Lung microbiome and antibiotic resistome of cystic fibrosis patients attending clinics in the Gauteng Province, South Africa

Abstract

Cystic fibrosis (CF) is a life-limiting hereditary disease characterised by recurrent polymicrobial lung infections and Pseudomonas aeruginosa lung colonisation is associated with increased morbidity and mortality. The life-long administration of antibiotics to treat lung infections leads to the accumulation of antibiotic resistance genes (ARGs) in CF pathogens.

Culture-dependent techniques used in diagnostics resulted in limited pathogens being associated with CF lung disease and antibiotic susceptibility testing does not typically characterise resistance mechanisms employed by the pathogens. This study aimed to use the culture-independent techniques:16S rRNA sequencing and conventional multiplex-polymerase chain reactions (M-PCR) assays for the characterisation of the lung microbiomes and antibiotic resistomes respectively, of the CF patients in Gauteng, South Africa with a special focus on P. aeruginosa. A comparison of the results found with 16S rRNA sequencing and the M-PCR assays was made with shotgun metagenomics, a more comprehensive but costly sequencing technique on selected specimens. Additionally, the genomes of selected P. aeruginosa isolates were analysed using whole genome sequencing (WGS). In total, 22 CF patients (7 to 46 years of age), comprised of 11 P. aeruginosa (PA) colonised and 11 non-P. aeruginosa (NPA) colonised patients provided consent for the collection of sputum specimens at two tertiary academic hospitals in Gauteng, South Africa.

More than 77 bacterial genera were found in the total (22) CF lung microbiomes which were dominated by traditional genera: Staphylococcus (32%), Pseudomonas (21.5%), Streptococcus (12%) and Haemophilus (5.1%). Notable genera such as Pseudomonas (43%) and Achromobacter (1%) were unique to PA microbiomes, while Burkholderia-Caballeronia-Paraburkholderia was unique to NPA microbiomes.

Clinically relevant mobilizable ARGs were found in the 22 CF resistomes where macrolide [ermB 95% (21/22), ermA 91% (20/22) and ermF 91% (20/22)], sulfonamide [sul2 64% (14/22)], aminoglycoside [ant(2”)-Ia 59% (13/22)], beta lactamase [blaTEM 59% (13/22)] and tetracycline [59% (13/22)] ARGs were prevalent. The ARGs: aph(3’)-IIIa-3 [27% (3/11)] and tetL [27% (3/11)] were exclusive to PA patients, while blaZ [91% (10/11)] was exclusive to NPA patients.

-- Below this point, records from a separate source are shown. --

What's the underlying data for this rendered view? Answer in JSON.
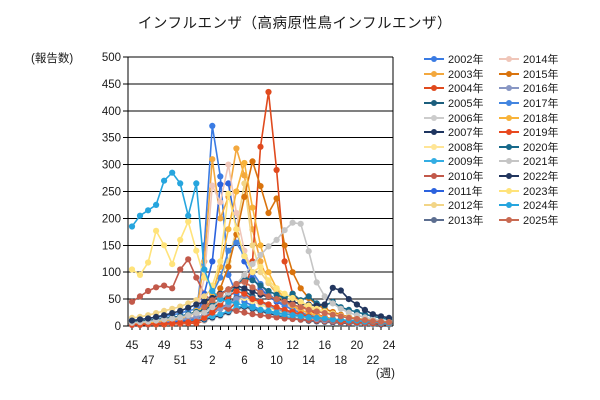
{
  "chart_data": {
    "type": "line",
    "title": "インフルエンザ（高病原性鳥インフルエンザ）",
    "y_unit_label": "(報告数)",
    "x_unit_label": "(週)",
    "ylim": [
      0,
      500
    ],
    "ytick_step": 50,
    "grid": true,
    "legend_position": "right",
    "categories": [
      45,
      46,
      47,
      48,
      49,
      50,
      51,
      52,
      53,
      1,
      2,
      3,
      4,
      5,
      6,
      7,
      8,
      9,
      10,
      11,
      12,
      13,
      14,
      15,
      16,
      17,
      18,
      19,
      20,
      21,
      22,
      23,
      24
    ],
    "series": [
      {
        "name": "2002年",
        "color": "#3A7BE3",
        "values": [
          2,
          3,
          3,
          4,
          4,
          5,
          6,
          8,
          20,
          150,
          372,
          278,
          95,
          60,
          45,
          38,
          30,
          25,
          20,
          16,
          14,
          12,
          10,
          8,
          8,
          6,
          6,
          5,
          5,
          4,
          4,
          3,
          3
        ]
      },
      {
        "name": "2003年",
        "color": "#F3A83E",
        "values": [
          5,
          6,
          8,
          10,
          12,
          10,
          14,
          18,
          25,
          120,
          310,
          200,
          240,
          330,
          280,
          180,
          120,
          80,
          60,
          45,
          35,
          28,
          22,
          18,
          15,
          12,
          10,
          8,
          7,
          6,
          5,
          4,
          4
        ]
      },
      {
        "name": "2004年",
        "color": "#E04A1E",
        "values": [
          2,
          2,
          3,
          3,
          3,
          4,
          4,
          5,
          5,
          10,
          20,
          35,
          30,
          45,
          60,
          120,
          333,
          435,
          290,
          120,
          60,
          40,
          30,
          22,
          17,
          13,
          10,
          8,
          7,
          6,
          5,
          4,
          3
        ]
      },
      {
        "name": "2005年",
        "color": "#1B5E7D",
        "values": [
          5,
          6,
          7,
          8,
          8,
          9,
          10,
          12,
          14,
          20,
          30,
          45,
          60,
          70,
          65,
          55,
          45,
          38,
          30,
          25,
          20,
          17,
          14,
          12,
          10,
          9,
          8,
          7,
          6,
          5,
          5,
          4,
          4
        ]
      },
      {
        "name": "2006年",
        "color": "#CCCCCC",
        "values": [
          3,
          3,
          4,
          4,
          5,
          5,
          6,
          7,
          8,
          10,
          14,
          18,
          24,
          30,
          34,
          30,
          26,
          22,
          18,
          15,
          13,
          11,
          9,
          8,
          7,
          6,
          5,
          5,
          4,
          4,
          3,
          3,
          3
        ]
      },
      {
        "name": "2007年",
        "color": "#1E3560",
        "values": [
          4,
          4,
          5,
          5,
          6,
          6,
          7,
          8,
          9,
          12,
          16,
          20,
          26,
          32,
          36,
          32,
          28,
          24,
          20,
          17,
          14,
          12,
          10,
          9,
          8,
          7,
          6,
          5,
          5,
          4,
          4,
          3,
          3
        ]
      },
      {
        "name": "2008年",
        "color": "#FFE596",
        "values": [
          8,
          7,
          9,
          10,
          12,
          11,
          13,
          15,
          17,
          20,
          26,
          32,
          40,
          48,
          52,
          46,
          40,
          34,
          28,
          24,
          20,
          17,
          14,
          12,
          10,
          9,
          8,
          7,
          6,
          5,
          5,
          4,
          4
        ]
      },
      {
        "name": "2009年",
        "color": "#33ADE3",
        "values": [
          5,
          5,
          6,
          7,
          8,
          9,
          10,
          11,
          12,
          14,
          18,
          22,
          28,
          34,
          38,
          34,
          30,
          26,
          22,
          18,
          15,
          13,
          11,
          10,
          9,
          8,
          7,
          6,
          5,
          5,
          4,
          4,
          3
        ]
      },
      {
        "name": "2010年",
        "color": "#C2594A",
        "values": [
          45,
          55,
          65,
          72,
          75,
          70,
          105,
          124,
          90,
          60,
          45,
          38,
          32,
          28,
          25,
          22,
          20,
          18,
          16,
          14,
          13,
          12,
          11,
          10,
          9,
          8,
          7,
          6,
          6,
          5,
          5,
          4,
          4
        ]
      },
      {
        "name": "2011年",
        "color": "#2B62DE",
        "values": [
          3,
          3,
          4,
          5,
          6,
          8,
          10,
          12,
          15,
          60,
          120,
          263,
          265,
          180,
          120,
          90,
          70,
          55,
          45,
          38,
          32,
          26,
          22,
          18,
          15,
          12,
          10,
          8,
          7,
          6,
          5,
          4,
          4
        ]
      },
      {
        "name": "2012年",
        "color": "#F2D587",
        "values": [
          15,
          17,
          20,
          24,
          28,
          32,
          36,
          42,
          48,
          55,
          70,
          90,
          120,
          180,
          265,
          150,
          100,
          80,
          65,
          55,
          46,
          40,
          34,
          29,
          25,
          21,
          18,
          15,
          13,
          11,
          9,
          8,
          7
        ]
      },
      {
        "name": "2013年",
        "color": "#5C6E90",
        "values": [
          6,
          7,
          8,
          9,
          10,
          11,
          12,
          14,
          16,
          20,
          26,
          33,
          42,
          52,
          58,
          52,
          46,
          40,
          34,
          28,
          24,
          20,
          17,
          14,
          12,
          10,
          9,
          8,
          7,
          6,
          5,
          5,
          4
        ]
      },
      {
        "name": "2014年",
        "color": "#F0C6B9",
        "values": [
          5,
          6,
          7,
          8,
          9,
          10,
          12,
          14,
          18,
          90,
          261,
          230,
          300,
          210,
          140,
          100,
          75,
          60,
          48,
          40,
          33,
          27,
          22,
          18,
          15,
          12,
          10,
          9,
          8,
          7,
          6,
          5,
          4
        ]
      },
      {
        "name": "2015年",
        "color": "#D9730D",
        "values": [
          8,
          9,
          10,
          12,
          14,
          16,
          18,
          21,
          24,
          30,
          45,
          70,
          110,
          170,
          240,
          306,
          260,
          210,
          237,
          150,
          100,
          70,
          52,
          40,
          32,
          26,
          21,
          17,
          14,
          12,
          10,
          8,
          7
        ]
      },
      {
        "name": "2016年",
        "color": "#8897C4",
        "values": [
          5,
          6,
          7,
          8,
          9,
          10,
          12,
          14,
          16,
          20,
          25,
          32,
          40,
          50,
          56,
          50,
          44,
          38,
          32,
          27,
          22,
          19,
          16,
          13,
          11,
          10,
          9,
          8,
          7,
          6,
          5,
          5,
          4
        ]
      },
      {
        "name": "2017年",
        "color": "#4285E0",
        "values": [
          10,
          12,
          14,
          16,
          18,
          20,
          24,
          28,
          32,
          40,
          60,
          90,
          140,
          155,
          130,
          100,
          78,
          60,
          48,
          38,
          30,
          25,
          20,
          17,
          14,
          12,
          10,
          9,
          8,
          7,
          6,
          5,
          5
        ]
      },
      {
        "name": "2018年",
        "color": "#F8B33A",
        "values": [
          4,
          5,
          6,
          8,
          10,
          12,
          15,
          20,
          28,
          35,
          60,
          110,
          180,
          250,
          303,
          220,
          150,
          100,
          70,
          50,
          38,
          30,
          24,
          20,
          16,
          13,
          11,
          9,
          8,
          7,
          6,
          5,
          4
        ]
      },
      {
        "name": "2019年",
        "color": "#E8491F",
        "values": [
          3,
          3,
          4,
          4,
          5,
          5,
          6,
          7,
          8,
          15,
          25,
          40,
          55,
          65,
          60,
          50,
          45,
          40,
          35,
          30,
          26,
          22,
          18,
          15,
          13,
          11,
          9,
          8,
          7,
          6,
          5,
          4,
          4
        ]
      },
      {
        "name": "2020年",
        "color": "#17698A",
        "values": [
          8,
          9,
          10,
          12,
          14,
          16,
          18,
          22,
          26,
          30,
          38,
          48,
          60,
          75,
          90,
          85,
          75,
          65,
          58,
          52,
          60,
          48,
          55,
          42,
          38,
          45,
          35,
          30,
          26,
          22,
          18,
          15,
          12
        ]
      },
      {
        "name": "2021年",
        "color": "#C5C5C5",
        "values": [
          6,
          7,
          8,
          10,
          12,
          14,
          16,
          20,
          24,
          25,
          35,
          48,
          62,
          78,
          95,
          115,
          132,
          148,
          160,
          178,
          192,
          190,
          139,
          81,
          55,
          42,
          32,
          25,
          20,
          16,
          13,
          10,
          8
        ]
      },
      {
        "name": "2022年",
        "color": "#22365E",
        "values": [
          10,
          12,
          14,
          17,
          20,
          24,
          28,
          34,
          40,
          45,
          52,
          60,
          68,
          75,
          70,
          64,
          58,
          54,
          50,
          46,
          44,
          42,
          40,
          38,
          40,
          71,
          66,
          50,
          40,
          30,
          22,
          18,
          15
        ]
      },
      {
        "name": "2023年",
        "color": "#FFE37A",
        "values": [
          105,
          95,
          118,
          177,
          150,
          115,
          160,
          194,
          140,
          90,
          75,
          120,
          246,
          180,
          130,
          100,
          110,
          85,
          70,
          60,
          52,
          45,
          38,
          32,
          27,
          23,
          19,
          16,
          13,
          11,
          9,
          8,
          7
        ]
      },
      {
        "name": "2024年",
        "color": "#26A5DE",
        "values": [
          185,
          205,
          215,
          225,
          270,
          285,
          265,
          205,
          265,
          105,
          65,
          50,
          45,
          42,
          38,
          35,
          30,
          28,
          25,
          22,
          20,
          18,
          16,
          15,
          14,
          12,
          12,
          10,
          10,
          8,
          8,
          6,
          5
        ]
      },
      {
        "name": "2025年",
        "color": "#C96A52",
        "values": [
          null,
          null,
          null,
          null,
          null,
          null,
          null,
          null,
          null,
          35,
          48,
          58,
          68,
          78,
          82,
          72,
          62,
          55,
          50,
          45,
          40,
          35,
          30,
          27,
          24,
          21,
          18,
          15,
          13,
          11,
          9,
          8,
          7
        ]
      }
    ]
  }
}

A comparison of 16S rRNA and shotgun sequencing on two randomly selected CF sputum specimens found that more bacterial genera were detected with 16S rRNA sequencing [85% (41/48)], than with shotgun sequencing [69% (33/48)]. However, limited agreement was found in the ARGs detected with M-PCR assays and shotgun sequencing.

Thirteen P. aeruginosa isolates analysed with WGS showed that unique strains mostly colonised the lungs of CF patients. Efflux pumps (MexAB-OprM and MexCD-OprJ) and acquired mutations in the crpP and gryA genes were important antibiotic resistance mechanisms detected in the isolates, while adaptive mutations detected in genes such as: lasR, mucA, pilA, pilB and pilC enhanced P. aeruginosa virulence and persistence in CF lungs.

The study CF lung microbiomes were diverse and harboured mobilisable, clinically relevant ARGs. The use of 16S rRNA sequencing proved superior to shotgun sequencing, however, M-PCR assays and shotgun sequencing gave contrasting results. Unique P. aeruginosa strains colonised patient lungs that carried clinically relevant ARGs, virulence genes and mutations. Future longitudinal studies analysing CF microbiomes and antibiotic resistomes and the expression of functional genes are required from the study settings.